KI sollte daher ausschließlich als unterstützendes Werkzeug im Gesundheitsbereich betrachtet werden, das menschliche Leistungen ergänzt, aber nicht ersetzt. Auch muss KI in einem kontrollierten und vertrauenswürdigen Umfeld eingesetzt werden, um die bestmöglichen Ergebnisse zu erzielen. Gerade im Gesundheitswesen hat der unkontrollierte Einsatz von KI sonst ungeahnte Konsequenzen.
Verantwortung und Transparenz
Akteure, von Entwicklern bis hin zu Anwendern von KI, sowie öffentliche Zuschussgebe tragen eine hohe Verantwortung. Wir fordern größtmögliche Transparenz in der Entwicklung und Anwendung von KI-Systemen soweit möglich und für das Vertrauen in die KI dienlich. Der Einsatz von KI muss in allen Fällen kenntlich gemacht werden. Entscheidungen, die von oder mit Hilfe von KI getroffen werden, müssen so weit wie möglich nachvollziehbar und überprüfbar sein. Eine ethische und gesellschaftliche Reflexion und Kontrolle der KI-Entwicklung ist unerlässlich.
Zusammenarbeit, Seelsorge und Bildung
In enger Zusammenarbeit von Kirche, Wissenschaft, Politik und Wirtschaft müssen ethische Standards[9] für den Umgang mit und den Einsatz von KI geschaffen werden. Erst wenn deutlich gemacht werden kann, welche Vorteile der Einsatz von KI bei der Bereitstellung von Dienstleistungen und Produkten tatsächlich mit sich bringt, wird das die Skepsis spürbar reduzieren. Beim Ada Lovelace Institut in Großbritannien wurde dieser Zusammenhang im Jahr 2023 untersucht.[10] Eine Mehrheit sieht die Lösung in rechtlichen Reglementierungen, jedoch ist das Vertrauen nach Alter unterschiedlich ausgeprägt. „Die Menschen sagen, dass es für sie wichtig ist, zu verstehen, wie KI-Entscheidungen getroffen werden, auch wenn die Erklärbarkeit eines Systems seine Genauigkeit verringert. Ein komplexes System kann zum Beispiel genauer sein, aber deshalb auch schwieriger zu erklären. Bei der Frage, ob Erklärbarkeit mehr oder weniger wichtig ist als Genauigkeit, ist die häufigste Antwort, dass Menschen und nicht Computer die endgültigen Entscheidungen treffen und in der Lage sein sollten, sie zu erklären (31 %).”

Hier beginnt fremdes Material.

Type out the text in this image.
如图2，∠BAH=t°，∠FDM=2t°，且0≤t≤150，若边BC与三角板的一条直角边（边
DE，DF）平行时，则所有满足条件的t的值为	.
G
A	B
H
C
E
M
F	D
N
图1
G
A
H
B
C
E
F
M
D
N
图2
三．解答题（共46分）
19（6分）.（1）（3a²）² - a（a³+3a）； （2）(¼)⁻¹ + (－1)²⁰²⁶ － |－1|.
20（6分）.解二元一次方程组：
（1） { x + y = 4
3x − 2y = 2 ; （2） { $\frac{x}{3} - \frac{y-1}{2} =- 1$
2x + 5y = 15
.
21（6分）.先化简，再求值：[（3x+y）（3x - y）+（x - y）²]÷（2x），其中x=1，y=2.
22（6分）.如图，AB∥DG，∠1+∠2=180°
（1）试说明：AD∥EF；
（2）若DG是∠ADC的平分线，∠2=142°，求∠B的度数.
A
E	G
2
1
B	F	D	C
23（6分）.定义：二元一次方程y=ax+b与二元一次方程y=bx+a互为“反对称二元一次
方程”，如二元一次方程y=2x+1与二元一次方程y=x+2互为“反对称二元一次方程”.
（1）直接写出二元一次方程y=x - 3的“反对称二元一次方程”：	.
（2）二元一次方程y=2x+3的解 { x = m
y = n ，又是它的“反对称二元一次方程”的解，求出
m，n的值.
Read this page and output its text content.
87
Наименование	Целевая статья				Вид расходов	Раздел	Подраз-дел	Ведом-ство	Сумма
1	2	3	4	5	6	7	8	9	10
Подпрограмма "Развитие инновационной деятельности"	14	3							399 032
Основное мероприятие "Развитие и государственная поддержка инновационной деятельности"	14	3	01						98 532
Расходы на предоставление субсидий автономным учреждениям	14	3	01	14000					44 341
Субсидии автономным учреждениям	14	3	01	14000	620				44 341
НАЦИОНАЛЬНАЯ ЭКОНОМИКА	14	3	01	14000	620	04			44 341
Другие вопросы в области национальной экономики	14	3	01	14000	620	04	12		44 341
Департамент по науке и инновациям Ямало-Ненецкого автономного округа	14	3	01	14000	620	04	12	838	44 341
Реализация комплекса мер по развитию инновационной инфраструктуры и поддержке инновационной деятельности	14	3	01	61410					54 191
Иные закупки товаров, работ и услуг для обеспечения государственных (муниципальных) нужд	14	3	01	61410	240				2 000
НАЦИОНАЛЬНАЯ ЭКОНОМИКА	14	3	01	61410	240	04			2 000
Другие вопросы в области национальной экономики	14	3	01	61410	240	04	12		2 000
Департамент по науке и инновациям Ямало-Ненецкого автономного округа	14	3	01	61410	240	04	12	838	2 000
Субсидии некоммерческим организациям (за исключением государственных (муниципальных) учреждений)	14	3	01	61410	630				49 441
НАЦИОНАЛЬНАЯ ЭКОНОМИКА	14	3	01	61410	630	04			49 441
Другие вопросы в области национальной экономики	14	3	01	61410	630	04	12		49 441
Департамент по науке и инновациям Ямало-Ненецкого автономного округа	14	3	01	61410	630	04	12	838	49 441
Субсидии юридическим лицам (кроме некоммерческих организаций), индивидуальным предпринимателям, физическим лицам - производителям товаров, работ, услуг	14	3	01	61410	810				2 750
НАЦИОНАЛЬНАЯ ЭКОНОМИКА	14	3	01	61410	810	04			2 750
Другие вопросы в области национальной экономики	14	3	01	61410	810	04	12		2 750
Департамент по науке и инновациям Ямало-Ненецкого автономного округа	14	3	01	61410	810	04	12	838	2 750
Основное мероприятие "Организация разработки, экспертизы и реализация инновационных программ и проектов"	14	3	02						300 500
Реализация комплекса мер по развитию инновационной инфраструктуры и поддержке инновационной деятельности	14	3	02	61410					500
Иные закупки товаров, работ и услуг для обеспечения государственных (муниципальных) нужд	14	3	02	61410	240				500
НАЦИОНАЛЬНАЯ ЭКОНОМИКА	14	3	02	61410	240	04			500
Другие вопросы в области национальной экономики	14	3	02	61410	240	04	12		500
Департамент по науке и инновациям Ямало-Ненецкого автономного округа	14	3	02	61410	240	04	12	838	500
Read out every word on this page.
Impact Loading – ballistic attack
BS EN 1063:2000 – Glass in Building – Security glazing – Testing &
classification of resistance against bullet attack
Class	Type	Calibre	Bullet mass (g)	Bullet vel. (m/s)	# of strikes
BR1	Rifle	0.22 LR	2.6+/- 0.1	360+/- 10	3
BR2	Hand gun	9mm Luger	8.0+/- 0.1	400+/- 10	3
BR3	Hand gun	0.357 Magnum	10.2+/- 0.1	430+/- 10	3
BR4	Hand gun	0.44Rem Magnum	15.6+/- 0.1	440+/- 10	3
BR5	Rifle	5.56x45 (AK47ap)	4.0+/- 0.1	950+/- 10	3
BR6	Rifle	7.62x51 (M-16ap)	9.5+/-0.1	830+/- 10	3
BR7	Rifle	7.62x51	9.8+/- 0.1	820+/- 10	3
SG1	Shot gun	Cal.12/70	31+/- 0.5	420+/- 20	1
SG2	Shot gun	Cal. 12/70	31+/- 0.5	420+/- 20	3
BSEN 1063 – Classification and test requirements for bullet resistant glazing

Im Bereich der Bildungsarbeit sind gerade die kirchlichen Träger dafür prädestiniert, die Menschen wertebasiert zu befähigen, Resilienz gegenüber KI-generierten „Wahrheiten” (Deepfakes) zu schaffen und die Kompetenz zu entwickeln, eigenverantwortlich mit den wachsenden Herausforderungen umzugehen – was gestern „Einführung in das Internet” war, ist heute „Umgang mit den Chancen und Risiken von KI”.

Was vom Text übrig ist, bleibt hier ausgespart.